Tuesday, August 15, 2006

MPs as Ministers: An Ingredient for Ineffectiveness

The President's appointment of ministers from a pool of elected or appointed members of parliament is a constitutional matter and has been a tradition as long as I can remember. I am not sure as to why the appointment of ministers have been set up this way, but I can only speculate that whoever made the decision - most likely JKN - wanted to ensure that ministers are "accepted" by the wananchi. That is, JNK's thinking, folks who have been elected as MPs are seemingly "approved", as such "suitable" for the ministerial positions. Mh..

While that may sound like a grand rationale, I would beg to differ. Appointing ministers from a pool of elected MPs has been more harmful than it is beneficial. I can come up with a tons of reasons for that. One of those reasons is that the practice encourages abuse of power to ensure re-election. It is a given that most ministers who fail to defend their sits are almost automatically booted from their ministerial positions. I wonder why, if I was a minister, wouldn't do all I can to ensure that I continue with my tenure as a minister? There have been so many complaints from the opposition parties, even within CCM party itself, that wakubwa always bully their way through re-election, be it through the use of a takrima or even use of their sub-ordinates.

My second reason for being against the appointment of ministers from the House is that it violates the principle of separation of the legislative from the executive branches. I mean, let's be serious. Why would we expect one minister to seriously defend the interest of his or her constituents against poor government policies while he or she is part of the same government? We all know the famous "collective responsibility" umbrella that the Tanzanian ministers tend to cover themselves under. Why would Mr. Mramba, for instance, criticize or question Mr. Wassira on water policies? I guess the answer to that is "never". So in essence, an MP who get appointed to be a minister is automatically sacrificing his constituent, while furthering the interest of the executive branch. Unless otherwise, that minister is able to do the "unethicals", which we can talk about further.
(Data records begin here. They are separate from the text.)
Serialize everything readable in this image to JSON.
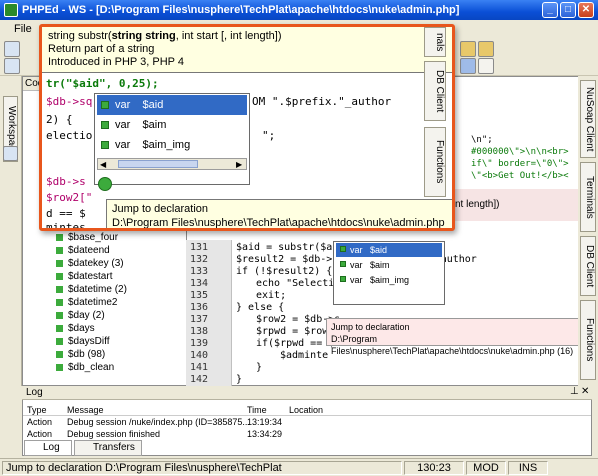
{
  "window": {
    "title": "PHPEd - WS - [D:\\Program Files\\nusphere\\TechPlat\\apache\\htdocs\\nuke\\admin.php]"
  },
  "menu": {
    "file": "File"
  },
  "left_panel": {
    "workspace_tab": "Workspace",
    "code_tab": "Code",
    "vars": [
      {
        "label": "$base_four"
      },
      {
        "label": "$dateend"
      },
      {
        "label": "$datekey (3)"
      },
      {
        "label": "$datestart"
      },
      {
        "label": "$datetime (2)"
      },
      {
        "label": "$datetime2"
      },
      {
        "label": "$day (2)"
      },
      {
        "label": "$days"
      },
      {
        "label": "$daysDiff"
      },
      {
        "label": "$db (98)"
      },
      {
        "label": "$db_clean"
      }
    ]
  },
  "right_tabs": {
    "nusoap": "NuSoap Client",
    "terminals": "Terminals",
    "dbclient": "DB Client",
    "functions": "Functions"
  },
  "zoom_tabs": {
    "terminals": "nals",
    "dbclient": "DB Client",
    "functions": "Functions"
  },
  "editor": {
    "line_numbers": [
      "131",
      "132",
      "133",
      "134",
      "135",
      "136",
      "137",
      "138",
      "139",
      "140",
      "141",
      "142"
    ],
    "lines": [
      "$aid = substr($aid, 0,25);",
      "$result2 = $db->sq       OM \".$prefix.\"_author",
      "if (!$result2) {",
      "echo \"Selectio            \";",
      "exit;",
      "} else {",
      "$row2 = $db->s",
      "$rpwd = $row2[\"",
      "if($rpwd == $",
      "$adminte",
      "}",
      "}"
    ],
    "top_lines": [
      "\\n\";",
      "#000000\\\">\\n\\n<br>",
      "if\\\" border=\\\"0\\\">",
      "\\\"<b>Get Out!</b><"
    ],
    "autocomplete": [
      {
        "type": "var",
        "name": "$aid"
      },
      {
        "type": "var",
        "name": "$aim"
      },
      {
        "type": "var",
        "name": "$aim_img"
      }
    ],
    "jump_label": "Jump to declaration",
    "jump_path": "D:\\Program Files\\nusphere\\TechPlat\\apache\\htdocs\\nuke\\admin.php (16)",
    "hint_tail": "nt length])"
  },
  "zoom": {
    "tip_sig_pre": "string substr(",
    "tip_sig_b1": "string string",
    "tip_sig_mid": ", int start [, int length])",
    "tip_line2": "Return part of a string",
    "tip_line3": "Introduced in PHP 3, PHP 4",
    "code": [
      "tr(\"$aid\", 0,25);",
      "$db->sq",
      "2) {",
      "electio",
      "$db->s",
      "$row2[\"",
      "d == $",
      "mintes"
    ],
    "code_tails": [
      "OM \".$prefix.\"_author",
      "\";"
    ]
  },
  "log": {
    "title": "Log",
    "columns": [
      "Type",
      "Message",
      "Time",
      "Location"
    ],
    "rows": [
      {
        "type": "Action",
        "message": "Debug session /nuke/index.php (ID=385875...",
        "time": "13:19:34",
        "location": ""
      },
      {
        "type": "Action",
        "message": "Debug session finished",
        "time": "13:34:29",
        "location": ""
      }
    ]
  },
  "bottom_tabs": {
    "log": "Log",
    "transfers": "Transfers"
  },
  "status": {
    "message": "Jump to declaration D:\\Program Files\\nusphere\\TechPlat",
    "position": "130:23",
    "mode": "MOD",
    "ins": "INS"
  }
}
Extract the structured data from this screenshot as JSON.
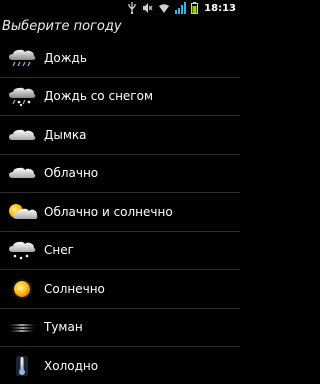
{
  "status_bar": {
    "time": "18:13",
    "icons": [
      "usb-icon",
      "mute-icon",
      "wifi-icon",
      "signal-icon",
      "battery-icon"
    ]
  },
  "title": "Выберите погоду",
  "items": [
    {
      "label": "Дождь",
      "icon": "rain-cloud-icon"
    },
    {
      "label": "Дождь со снегом",
      "icon": "sleet-cloud-icon"
    },
    {
      "label": "Дымка",
      "icon": "haze-cloud-icon"
    },
    {
      "label": "Облачно",
      "icon": "cloud-icon"
    },
    {
      "label": "Облачно и солнечно",
      "icon": "partly-sunny-icon"
    },
    {
      "label": "Снег",
      "icon": "snow-cloud-icon"
    },
    {
      "label": "Солнечно",
      "icon": "sun-icon"
    },
    {
      "label": "Туман",
      "icon": "fog-icon"
    },
    {
      "label": "Холодно",
      "icon": "thermometer-cold-icon"
    }
  ]
}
While it might appear that the MP appointed to be a minister can potentially toss his or her constituent out of the window, the opposite can and has happened. The recent saga involving both Mr. Mramba and Mr. Wassira can be a good example of how MPs appointed as minister can sacrifice the interest of the nation (the majority) for the interest of his or her constituent (the minority). Given the fact that we have had such an experience, the biggest question is: how can we expect MPs who become ministers to be balanced and fair in fulfilling their obligations? My opinion is that striking a balance will never be achieved, because huwezi kuwatumikia mabwana wawili. Experience has proved that. I guess the failure to strike a good balance between the legislative and executive obligations is a splendid reason in itself to strike off this practice.

Given that all wabunge are midomo wazi waiting for that glorious day to be appointed to the ministerial positions, it is very difficult to find an effective House. In other words, the appointment of minister among the MPs leads to an ineffective House. The current incident where the House "unanimously" agreed to join Mr. JK's hands in condeming the Darwin's Nightmare documentary is a good example. I mean, don't we have MPs who can independently think? I seriously think that we do, but the fact that every MP is looking out to be on the good side of the President is betraying the effectiveness of the House. I know that party politics also play a part, but ufisi that is brought about by the current system of ministerial appointments plays a bigger role.

I am firm believer that the legislative, executive and judicial branches of leadership in the country should always stay separate. Such separation should be maintained in order to ensure a proper level of balance in fully serving wananchi. I am not aware of any other country in the world that intermingles the legislative and executive branches, but we ought to make a change in Bongoland in order to bring effectiveness. Appointed ministers cannot claim to objective and effective in both their representation of wananchi and serving the interest of the President. Such will be a lie, for they have failed to be objective, not only in appearance but also in fact. If you think I am out of my mind, please review the Mr. Mramba and Mr. Wassira's saga.